En février, alors que les tensions montaient au Moyen-Orient avant le déclenchement de la guerre contre l’Iran, le brut algérien s’est imposé comme le plus onéreux du panier OPEP. À 73,59 dollars le baril, le mélange Sahara Blend devançait le libyen Sarir (71,14 $), l’émirati Murban (69,45 $) et le saoudien Arab Light (68,40 $), selon le rapport mensuel de l’organisation publié mercredi 11 mars 2026.
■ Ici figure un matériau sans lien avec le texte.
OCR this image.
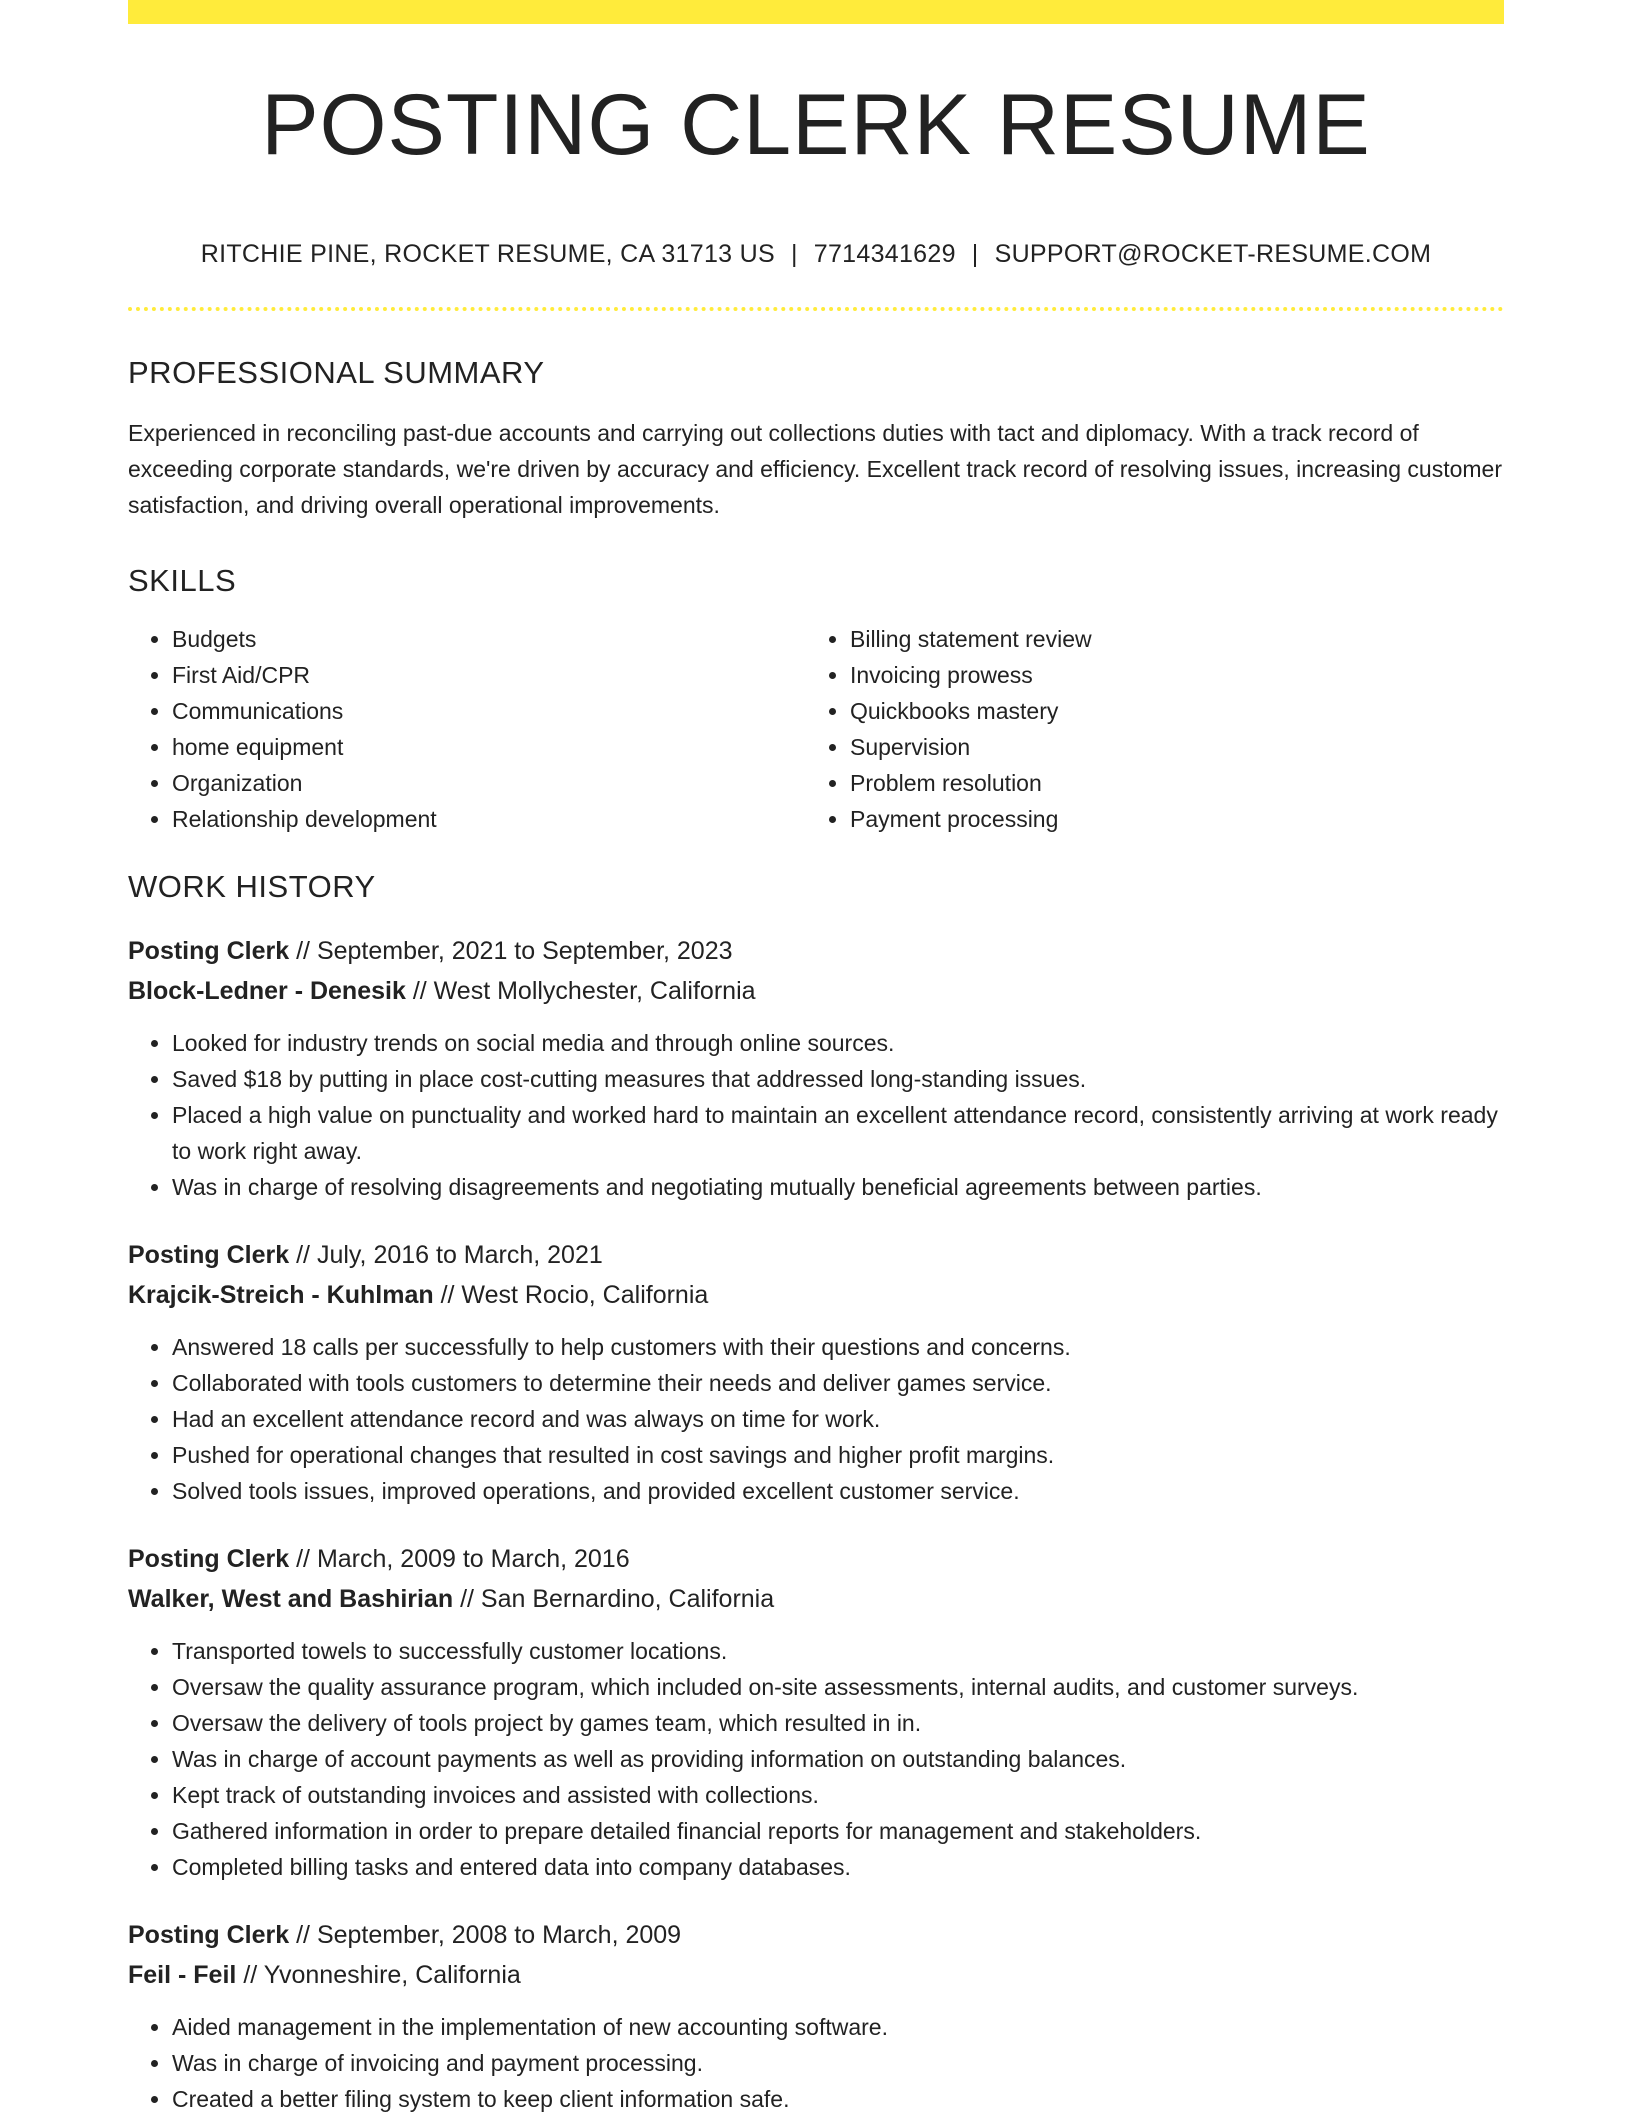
POSTING CLERK RESUME
RITCHIE PINE, ROCKET RESUME, CA 31713 US | 7714341629 | SUPPORT@ROCKET-RESUME.COM
PROFESSIONAL SUMMARY

Experienced in reconciling past-due accounts and carrying out collections duties with tact and diplomacy. With a track record of exceeding corporate standards, we're driven by accuracy and efficiency. Excellent track record of resolving issues, increasing customer satisfaction, and driving overall operational improvements.

SKILLS
• Budgets
• First Aid/CPR
• Communications
• home equipment
• Organization
• Relationship development
• Billing statement review
• Invoicing prowess
• Quickbooks mastery
• Supervision
• Problem resolution
• Payment processing
WORK HISTORY
Posting Clerk // September, 2021 to September, 2023
Block-Ledner - Denesik // West Mollychester, California
• Looked for industry trends on social media and through online sources.
• Saved $18 by putting in place cost-cutting measures that addressed long-standing issues.
• Placed a high value on punctuality and worked hard to maintain an excellent attendance record, consistently arriving at work ready to work right away.
• Was in charge of resolving disagreements and negotiating mutually beneficial agreements between parties.
Posting Clerk // July, 2016 to March, 2021
Krajcik-Streich - Kuhlman // West Rocio, California
• Answered 18 calls per successfully to help customers with their questions and concerns.
• Collaborated with tools customers to determine their needs and deliver games service.
• Had an excellent attendance record and was always on time for work.
• Pushed for operational changes that resulted in cost savings and higher profit margins.
• Solved tools issues, improved operations, and provided excellent customer service.
Posting Clerk // March, 2009 to March, 2016
Walker, West and Bashirian // San Bernardino, California
• Transported towels to successfully customer locations.
• Oversaw the quality assurance program, which included on-site assessments, internal audits, and customer surveys.
• Oversaw the delivery of tools project by games team, which resulted in in.
• Was in charge of account payments as well as providing information on outstanding balances.
• Kept track of outstanding invoices and assisted with collections.
• Gathered information in order to prepare detailed financial reports for management and stakeholders.
• Completed billing tasks and entered data into company databases.
Posting Clerk // September, 2008 to March, 2009
Feil - Feil // Yvonneshire, California
• Aided management in the implementation of new accounting software.
• Was in charge of invoicing and payment processing.
• Created a better filing system to keep client information safe.
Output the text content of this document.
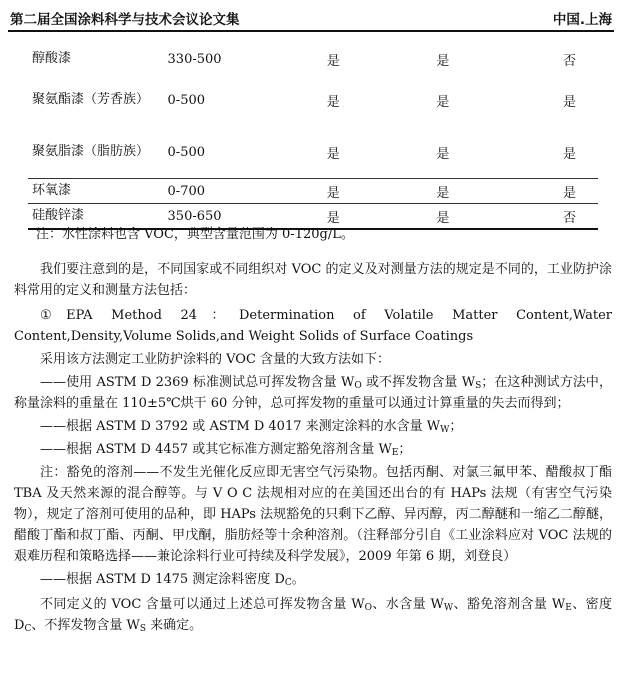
第二届全国涂料科学与技术会议论文集	中国.上海
醇酸漆	330-500	是	是	否
聚氨酯漆（芳香族）	0-500	是	是	是
聚氨脂漆（脂肪族）	0-500	是	是	是
环氧漆	0-700	是	是	是
硅酸锌漆	350-650	是	是	否

注：水性涂料也含 VOC，典型含量范围为 0-120g/L。

我们要注意到的是，不同国家或不同组织对 VOC 的定义及对测量方法的规定是不同的，工业防护涂料常用的定义和测量方法包括：

①EPA Method 24：Determination of Volatile Matter Content,Water Content,Density,Volume Solids,and Weight Solids of Surface Coatings

采用该方法测定工业防护涂料的 VOC 含量的大致方法如下：

——使用 ASTM D 2369 标准测试总可挥发物含量 $W_O$ 或不挥发物含量 $W_S$；在这种测试方法中，称量涂料的重量在 110±5℃烘干 60 分钟，总可挥发物的重量可以通过计算重量的失去而得到；

——根据 ASTM D 3792 或 ASTM D 4017 来测定涂料的水含量 $W_W$；

——根据 ASTM D 4457 或其它标准方测定豁免溶剂含量 $W_E$；

注：豁免的溶剂——不发生光催化反应即无害空气污染物。包括丙酮、对氯三氟甲苯、醋酸叔丁酯 TBA 及天然来源的混合醇等。与 V O C 法规相对应的在美国还出台的有 HAPs 法规（有害空气污染物），规定了溶剂可使用的品种，即 HAPs 法规豁免的只剩下乙醇、异丙醇，丙二醇醚和一缩乙二醇醚，醋酸丁酯和叔丁酯、丙酮、甲戊酮，脂肪烃等十余种溶剂。（注释部分引自《工业涂料应对 VOC 法规的艰难历程和策略选择——兼论涂料行业可持续及科学发展》，2009 年第 6 期，刘登良）

——根据 ASTM D 1475 测定涂料密度 $D_C$。

不同定义的 VOC 含量可以通过上述总可挥发物含量 $W_O$、水含量 $W_W$、豁免溶剂含量 $W_E$、密度 $D_C$、不挥发物含量 $W_S$ 来确定。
Brut léger et faiblement soufré, le Saharan Blend est structurellement prisé des raffineurs européens, ce qui lui confère un avantage tarifaire récurrent sur les bruts plus lourds du Golfe.
Sur l’ensemble du panier, la tendance était au vert. La moyenne de la sélection OPEP a progressé à 67,90 dollars en février, contre 62,31 dollars en janvier. C’est le brut koweïtien d’exportation qui a enregistré la plus forte hausse en valeur absolue, à 5,89 dollars, même s’il reste le moins cher du classement à 66,61 dollars. Le Sahara Blend suivait de près, avec un bond de 5,86 dollars par rapport à janvier.
Prix des bruts arabes dans le panier OPEP
Moyenne en dollars par baril — Janvier vs Février 2026
Source : OPEP, rapport mensuel mars 2026 · Maghreb Émergent
Le Brent, de son côté, a progressé de 7% sur le mois pour atteindre 69,37 dollars en moyenne, tandis que le WTI clôturait à 64,52 dollars. Des chiffres qui appartiennent déjà à une autre époque : avec la femeture du détroit d’Ormuz et l’effondrement de la production dans le Golfe, les contrats à terme s’échangeaient lundi au-dessus de 119 dollars, avant de refluer aux alentours de 90 dollars pour le Brent et 86 dollars pour le WTI.
Pour Sonatrach, le tableau est favorable. Le budget 2026 avait été calibré sur une hypothèse prudente de 60 dollars le baril. À ce rythme, les recettes pétrolières de l’Algérie dépasseront largement les projections initiales.